Oden: I think it’s likely, but again, everybody has to come to the realization on their own. The one thing I know is this, I read the other day that UPS, just one of the three main carriers, was estimating it was going to add up to 95,000 temporary delivery staff for the holiday season. So I think in terms of what that implies for package volumes that are going to show up at our competitors’ communities and how they’re going to manage the avalanche of packages that are coming their way. I would be shocked to see anyone really changing their policies between now and year-end, it’s almost too late to start any kind of a roll-out or change in practice, but we’ll see what their attitude is or what their views are when January rolls around and they’ve lived through the avalanche of packages that, based on UPS’s hiring plans, you know are coming. So will they change ultimately? I’m a big believer that if you get better results from a better mouse trap, people will adopt it. It’s clear to us we’re getting better results from our approach for our residents and our onsite staff.
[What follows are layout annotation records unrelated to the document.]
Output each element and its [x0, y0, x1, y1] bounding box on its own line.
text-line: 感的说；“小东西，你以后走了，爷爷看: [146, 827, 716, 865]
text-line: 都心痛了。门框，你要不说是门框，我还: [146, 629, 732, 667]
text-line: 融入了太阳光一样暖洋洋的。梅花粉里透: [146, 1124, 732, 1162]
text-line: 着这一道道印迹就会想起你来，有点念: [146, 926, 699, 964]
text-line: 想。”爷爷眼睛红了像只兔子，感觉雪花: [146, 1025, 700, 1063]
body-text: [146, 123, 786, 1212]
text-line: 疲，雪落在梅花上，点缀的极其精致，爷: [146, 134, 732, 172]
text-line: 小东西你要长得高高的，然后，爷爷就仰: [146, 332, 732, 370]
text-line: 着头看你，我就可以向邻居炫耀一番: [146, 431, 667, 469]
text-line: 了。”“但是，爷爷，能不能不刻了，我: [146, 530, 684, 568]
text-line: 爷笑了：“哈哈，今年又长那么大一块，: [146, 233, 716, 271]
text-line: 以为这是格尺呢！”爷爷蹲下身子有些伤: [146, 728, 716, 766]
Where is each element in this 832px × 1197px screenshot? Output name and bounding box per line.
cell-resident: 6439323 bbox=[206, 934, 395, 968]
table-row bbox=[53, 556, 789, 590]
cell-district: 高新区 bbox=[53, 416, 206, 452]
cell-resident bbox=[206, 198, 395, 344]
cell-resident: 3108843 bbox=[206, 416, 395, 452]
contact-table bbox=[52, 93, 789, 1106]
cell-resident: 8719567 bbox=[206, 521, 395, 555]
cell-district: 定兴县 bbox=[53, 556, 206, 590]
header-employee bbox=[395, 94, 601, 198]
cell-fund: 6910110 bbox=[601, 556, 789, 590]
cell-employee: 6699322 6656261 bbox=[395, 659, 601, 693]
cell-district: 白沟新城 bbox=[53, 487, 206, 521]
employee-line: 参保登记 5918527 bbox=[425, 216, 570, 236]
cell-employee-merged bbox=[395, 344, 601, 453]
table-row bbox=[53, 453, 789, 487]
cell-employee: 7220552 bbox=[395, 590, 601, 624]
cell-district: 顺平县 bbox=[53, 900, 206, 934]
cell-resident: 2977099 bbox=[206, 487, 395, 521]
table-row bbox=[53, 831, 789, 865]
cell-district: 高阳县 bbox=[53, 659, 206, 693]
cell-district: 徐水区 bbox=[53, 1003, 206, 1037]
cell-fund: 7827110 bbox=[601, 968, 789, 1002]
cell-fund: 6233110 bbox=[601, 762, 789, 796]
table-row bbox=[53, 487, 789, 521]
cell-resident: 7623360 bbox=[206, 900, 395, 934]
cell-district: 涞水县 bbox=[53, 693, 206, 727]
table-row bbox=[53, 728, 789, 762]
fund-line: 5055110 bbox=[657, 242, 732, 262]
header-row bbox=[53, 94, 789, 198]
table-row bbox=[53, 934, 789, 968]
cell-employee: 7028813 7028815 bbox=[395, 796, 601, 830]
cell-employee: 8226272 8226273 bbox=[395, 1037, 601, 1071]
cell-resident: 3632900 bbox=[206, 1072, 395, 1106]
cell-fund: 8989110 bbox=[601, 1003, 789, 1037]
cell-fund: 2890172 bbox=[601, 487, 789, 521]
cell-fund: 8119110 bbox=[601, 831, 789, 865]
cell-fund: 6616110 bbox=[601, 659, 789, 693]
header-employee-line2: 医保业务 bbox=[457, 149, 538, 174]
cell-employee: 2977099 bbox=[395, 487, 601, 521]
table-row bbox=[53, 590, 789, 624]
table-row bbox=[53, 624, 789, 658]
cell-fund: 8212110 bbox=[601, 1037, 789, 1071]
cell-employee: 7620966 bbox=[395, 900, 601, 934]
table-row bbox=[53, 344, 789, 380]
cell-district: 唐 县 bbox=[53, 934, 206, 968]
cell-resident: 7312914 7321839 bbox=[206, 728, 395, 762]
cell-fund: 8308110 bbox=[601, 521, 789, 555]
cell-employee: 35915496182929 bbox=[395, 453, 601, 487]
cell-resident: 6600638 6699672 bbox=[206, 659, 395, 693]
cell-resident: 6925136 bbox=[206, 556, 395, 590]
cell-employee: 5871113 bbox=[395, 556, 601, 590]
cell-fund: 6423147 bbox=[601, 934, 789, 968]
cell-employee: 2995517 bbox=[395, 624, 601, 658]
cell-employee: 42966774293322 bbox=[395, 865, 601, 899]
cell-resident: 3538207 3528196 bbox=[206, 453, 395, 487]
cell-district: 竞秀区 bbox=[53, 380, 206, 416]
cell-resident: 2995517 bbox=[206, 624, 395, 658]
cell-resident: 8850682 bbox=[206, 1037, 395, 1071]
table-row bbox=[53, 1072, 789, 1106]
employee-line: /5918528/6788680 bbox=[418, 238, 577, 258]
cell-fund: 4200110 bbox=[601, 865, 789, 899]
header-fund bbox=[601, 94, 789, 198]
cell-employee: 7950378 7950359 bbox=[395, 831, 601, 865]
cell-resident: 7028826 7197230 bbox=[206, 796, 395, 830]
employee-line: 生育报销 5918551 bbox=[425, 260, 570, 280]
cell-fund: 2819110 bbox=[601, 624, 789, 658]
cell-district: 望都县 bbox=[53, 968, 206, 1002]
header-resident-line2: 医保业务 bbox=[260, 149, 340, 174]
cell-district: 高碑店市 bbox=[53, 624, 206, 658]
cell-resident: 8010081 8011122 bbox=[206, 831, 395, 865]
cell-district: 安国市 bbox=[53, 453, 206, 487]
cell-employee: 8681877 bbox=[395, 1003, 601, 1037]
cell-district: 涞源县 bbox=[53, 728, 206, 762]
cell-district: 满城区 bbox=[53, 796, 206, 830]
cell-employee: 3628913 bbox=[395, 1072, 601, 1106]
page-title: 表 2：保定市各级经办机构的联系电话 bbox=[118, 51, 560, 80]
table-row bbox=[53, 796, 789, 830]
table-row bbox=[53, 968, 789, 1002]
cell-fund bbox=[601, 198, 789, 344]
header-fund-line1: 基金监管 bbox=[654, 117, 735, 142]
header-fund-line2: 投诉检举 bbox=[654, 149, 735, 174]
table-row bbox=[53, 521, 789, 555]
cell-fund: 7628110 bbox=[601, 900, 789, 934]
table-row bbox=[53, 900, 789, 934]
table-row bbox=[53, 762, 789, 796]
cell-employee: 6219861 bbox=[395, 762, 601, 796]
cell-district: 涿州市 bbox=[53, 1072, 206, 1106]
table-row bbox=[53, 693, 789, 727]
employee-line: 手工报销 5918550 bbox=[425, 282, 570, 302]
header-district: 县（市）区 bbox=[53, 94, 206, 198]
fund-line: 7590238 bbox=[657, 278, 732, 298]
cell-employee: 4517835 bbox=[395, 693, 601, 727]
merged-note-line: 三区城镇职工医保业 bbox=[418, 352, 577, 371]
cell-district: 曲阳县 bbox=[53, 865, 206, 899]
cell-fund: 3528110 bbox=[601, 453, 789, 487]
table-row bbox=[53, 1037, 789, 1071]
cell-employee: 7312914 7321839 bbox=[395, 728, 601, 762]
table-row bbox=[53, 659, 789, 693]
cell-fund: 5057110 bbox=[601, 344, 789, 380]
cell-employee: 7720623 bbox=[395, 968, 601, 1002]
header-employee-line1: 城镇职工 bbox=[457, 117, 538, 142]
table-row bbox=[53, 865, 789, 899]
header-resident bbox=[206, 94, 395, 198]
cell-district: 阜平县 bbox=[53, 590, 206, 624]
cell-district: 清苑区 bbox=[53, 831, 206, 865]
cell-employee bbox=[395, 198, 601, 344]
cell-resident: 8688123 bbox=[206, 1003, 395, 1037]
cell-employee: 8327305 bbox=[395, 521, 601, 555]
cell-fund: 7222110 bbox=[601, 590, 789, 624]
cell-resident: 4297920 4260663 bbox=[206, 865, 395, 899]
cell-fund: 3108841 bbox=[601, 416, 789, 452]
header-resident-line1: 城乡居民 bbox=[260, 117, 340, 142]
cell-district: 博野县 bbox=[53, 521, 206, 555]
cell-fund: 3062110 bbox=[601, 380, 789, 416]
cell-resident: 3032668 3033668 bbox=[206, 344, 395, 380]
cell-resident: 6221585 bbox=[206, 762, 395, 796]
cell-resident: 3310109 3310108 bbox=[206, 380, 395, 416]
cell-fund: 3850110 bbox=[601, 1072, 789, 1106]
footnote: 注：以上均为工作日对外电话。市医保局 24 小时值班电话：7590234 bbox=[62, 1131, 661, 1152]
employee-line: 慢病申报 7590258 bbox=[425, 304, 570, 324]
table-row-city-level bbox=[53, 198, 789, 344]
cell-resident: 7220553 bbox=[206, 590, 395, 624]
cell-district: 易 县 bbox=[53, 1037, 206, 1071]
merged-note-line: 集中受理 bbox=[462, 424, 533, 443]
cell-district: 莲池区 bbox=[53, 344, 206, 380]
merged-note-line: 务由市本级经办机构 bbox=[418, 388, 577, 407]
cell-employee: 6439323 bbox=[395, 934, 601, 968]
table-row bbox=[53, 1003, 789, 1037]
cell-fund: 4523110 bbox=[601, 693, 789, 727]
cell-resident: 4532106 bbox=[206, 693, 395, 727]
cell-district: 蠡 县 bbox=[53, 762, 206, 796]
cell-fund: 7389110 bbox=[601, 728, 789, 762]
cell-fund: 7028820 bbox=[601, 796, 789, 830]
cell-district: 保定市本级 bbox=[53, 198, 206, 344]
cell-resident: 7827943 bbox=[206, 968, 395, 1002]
I think what will ultimately drive change though is that other companies will hear from their onsite staffs between now and the end of the year about the amount of time and man hours and chaos that they’re having to deal with and the lack of time and customer service they’re able to provide because of the package issue. I think they’re going to hear that and that may cause some other people that are looking at this problem at other companies to go, ‘hmm, maybe we need to rethink this.’
We ended up in a place that we started out to achieve, which is we made life better for most of our customers and we made life better for 100 percent of our onsite teams.